The lawyers must be loving it. The number of securities class-action lawsuits rose sharply in 2007, after an 18-month decline that some had called a “permanent shift” away from such litigation.
A report published Friday by NERA, an economic consultancy, found that federal filings in 2007 are expected to increase by 58 percent, to 207 from 131 the previous year. That figure takes into account filings made through December 15 and estimates the number for the final two weeks of the year, which usually is typified by slow activity. As recently as September, NERA forecast only a 12 percent increase in overall filings for this year.
Legal fallout from the subprime-mortgage crisis has been driving much of the litigation surge, with shareholders looking for someone to blame. According to NERA, 38 subprime-related class actions were filed in 2007. The bulk of those came in the last six months of the year — quadruple the number from the first six months.

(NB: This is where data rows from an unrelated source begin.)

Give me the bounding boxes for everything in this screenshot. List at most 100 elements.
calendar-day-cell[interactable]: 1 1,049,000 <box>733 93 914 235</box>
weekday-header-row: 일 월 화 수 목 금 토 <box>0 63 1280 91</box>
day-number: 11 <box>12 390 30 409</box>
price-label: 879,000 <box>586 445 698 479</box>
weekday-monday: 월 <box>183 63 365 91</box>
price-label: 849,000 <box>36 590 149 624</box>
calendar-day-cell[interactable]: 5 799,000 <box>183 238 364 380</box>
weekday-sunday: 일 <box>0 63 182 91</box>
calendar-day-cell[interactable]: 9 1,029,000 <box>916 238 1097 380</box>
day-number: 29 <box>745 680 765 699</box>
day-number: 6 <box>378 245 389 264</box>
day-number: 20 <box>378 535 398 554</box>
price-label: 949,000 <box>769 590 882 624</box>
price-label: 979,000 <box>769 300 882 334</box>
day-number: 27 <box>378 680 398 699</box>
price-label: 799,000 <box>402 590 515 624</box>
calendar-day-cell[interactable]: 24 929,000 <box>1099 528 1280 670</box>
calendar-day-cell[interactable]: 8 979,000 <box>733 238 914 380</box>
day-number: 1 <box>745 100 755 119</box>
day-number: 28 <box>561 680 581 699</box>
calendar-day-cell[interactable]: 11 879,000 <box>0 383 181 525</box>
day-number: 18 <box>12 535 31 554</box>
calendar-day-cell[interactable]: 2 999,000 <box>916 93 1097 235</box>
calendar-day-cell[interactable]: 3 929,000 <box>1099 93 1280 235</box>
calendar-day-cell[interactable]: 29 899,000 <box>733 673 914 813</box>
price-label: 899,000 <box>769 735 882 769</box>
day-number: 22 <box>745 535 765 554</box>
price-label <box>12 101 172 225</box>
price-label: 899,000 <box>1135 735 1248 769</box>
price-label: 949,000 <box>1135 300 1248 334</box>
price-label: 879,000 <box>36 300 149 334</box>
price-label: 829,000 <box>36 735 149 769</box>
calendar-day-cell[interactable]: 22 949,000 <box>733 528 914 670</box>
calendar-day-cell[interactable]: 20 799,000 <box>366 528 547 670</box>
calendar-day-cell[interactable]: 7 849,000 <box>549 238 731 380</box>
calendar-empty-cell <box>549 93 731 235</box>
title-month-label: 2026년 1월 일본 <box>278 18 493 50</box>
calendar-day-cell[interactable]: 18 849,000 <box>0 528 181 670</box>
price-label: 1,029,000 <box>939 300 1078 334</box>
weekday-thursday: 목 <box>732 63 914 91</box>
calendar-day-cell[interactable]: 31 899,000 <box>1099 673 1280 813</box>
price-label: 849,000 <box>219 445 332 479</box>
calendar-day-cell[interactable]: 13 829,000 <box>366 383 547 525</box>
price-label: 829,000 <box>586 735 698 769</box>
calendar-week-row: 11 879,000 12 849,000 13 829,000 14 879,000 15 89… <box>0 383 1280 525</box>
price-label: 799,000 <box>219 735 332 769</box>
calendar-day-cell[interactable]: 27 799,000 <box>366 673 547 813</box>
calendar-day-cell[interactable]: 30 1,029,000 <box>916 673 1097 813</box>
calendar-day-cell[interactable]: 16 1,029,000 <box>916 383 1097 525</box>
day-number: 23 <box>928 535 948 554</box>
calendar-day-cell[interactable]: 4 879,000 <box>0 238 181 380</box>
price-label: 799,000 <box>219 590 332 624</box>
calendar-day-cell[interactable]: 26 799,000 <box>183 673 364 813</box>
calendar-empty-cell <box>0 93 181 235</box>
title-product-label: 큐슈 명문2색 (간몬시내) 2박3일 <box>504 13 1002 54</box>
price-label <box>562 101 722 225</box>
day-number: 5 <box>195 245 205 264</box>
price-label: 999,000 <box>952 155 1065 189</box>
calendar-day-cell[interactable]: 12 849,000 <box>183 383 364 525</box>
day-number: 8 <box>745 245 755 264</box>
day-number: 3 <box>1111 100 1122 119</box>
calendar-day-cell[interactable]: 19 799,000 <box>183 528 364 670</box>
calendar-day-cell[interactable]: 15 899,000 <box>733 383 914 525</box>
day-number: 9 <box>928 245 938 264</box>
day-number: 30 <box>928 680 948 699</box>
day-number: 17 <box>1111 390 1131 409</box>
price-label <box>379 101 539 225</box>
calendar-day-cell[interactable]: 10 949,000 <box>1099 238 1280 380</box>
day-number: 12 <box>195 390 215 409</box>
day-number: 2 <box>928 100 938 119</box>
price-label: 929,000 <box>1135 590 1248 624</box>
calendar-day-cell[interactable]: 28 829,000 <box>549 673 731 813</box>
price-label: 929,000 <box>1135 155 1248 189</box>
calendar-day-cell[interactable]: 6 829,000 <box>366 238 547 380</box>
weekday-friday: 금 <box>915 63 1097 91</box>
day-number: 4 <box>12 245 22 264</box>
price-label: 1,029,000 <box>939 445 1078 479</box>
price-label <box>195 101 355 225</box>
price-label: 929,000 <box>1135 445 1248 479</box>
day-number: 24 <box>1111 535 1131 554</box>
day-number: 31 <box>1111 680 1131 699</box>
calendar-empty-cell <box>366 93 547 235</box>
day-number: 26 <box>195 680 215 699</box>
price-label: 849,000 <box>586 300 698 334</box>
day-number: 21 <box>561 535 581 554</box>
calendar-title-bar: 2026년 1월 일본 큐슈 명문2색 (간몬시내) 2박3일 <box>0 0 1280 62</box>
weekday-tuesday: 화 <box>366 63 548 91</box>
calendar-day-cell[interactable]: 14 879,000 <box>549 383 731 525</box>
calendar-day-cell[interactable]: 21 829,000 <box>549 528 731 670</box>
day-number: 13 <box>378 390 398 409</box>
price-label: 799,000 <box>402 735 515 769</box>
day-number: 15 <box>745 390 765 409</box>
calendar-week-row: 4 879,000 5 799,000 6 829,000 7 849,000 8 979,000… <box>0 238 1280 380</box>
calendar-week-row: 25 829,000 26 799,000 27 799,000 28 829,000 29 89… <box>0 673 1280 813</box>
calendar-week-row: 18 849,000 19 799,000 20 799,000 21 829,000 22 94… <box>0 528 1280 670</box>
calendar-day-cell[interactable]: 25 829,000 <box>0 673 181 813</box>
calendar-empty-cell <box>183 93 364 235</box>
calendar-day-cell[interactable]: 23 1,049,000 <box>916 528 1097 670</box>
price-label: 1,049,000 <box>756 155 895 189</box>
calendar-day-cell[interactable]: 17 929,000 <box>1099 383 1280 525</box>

“As the crisis in the credit markets continues to deepen and the market for subprime mortgages continues to suffer accordingly, more litigation is likely to follow,” the report stated.
The spike was not entirely the result of subprime-related lawsuits and options-backdating cases, another popular category of filings this year. Even excluding those, federal class-action filings still rose by nearly 40 percent compared with 2006, NERA said.
Payouts for settlements also have jumped significantly, up 50 percent compared with 2006. NERA found that the average settlement this year was $33.2 million, while the median was slightly less than $10 million. Big-ticket settlements continued to proliferate — 8.1 percent were worth more than $100 million. In class actions settled before 2000, just 2 percent were worth that much. Rising settlements can be an incentive for lawyers to pursue more lawsuits and make them less likely to negotiate.
Filings in the Ninth Circuit courts, which handle western states, will nearly double in 2007, NERA found. The Ninth Circuit traditionally has a strict standard for taking and dismissing cases, so a rise there is indicative of a broader trend, says Kevin LaCroix, a director of Bloomfield, Connecticut-based OakBridge Insurance Services and a close observer of securities litigation.
Investor losses due to settlements also jumped in 2007, to an average of $1.7 billion, according to NERA. “Volatility has returned to the financial markets and there are much more dramatic swings in the stock markets, giving lawyers the incentive to file suits,” LaCroix told CFO.com. “Investors are jittery right now, and companies are paying for bad news.”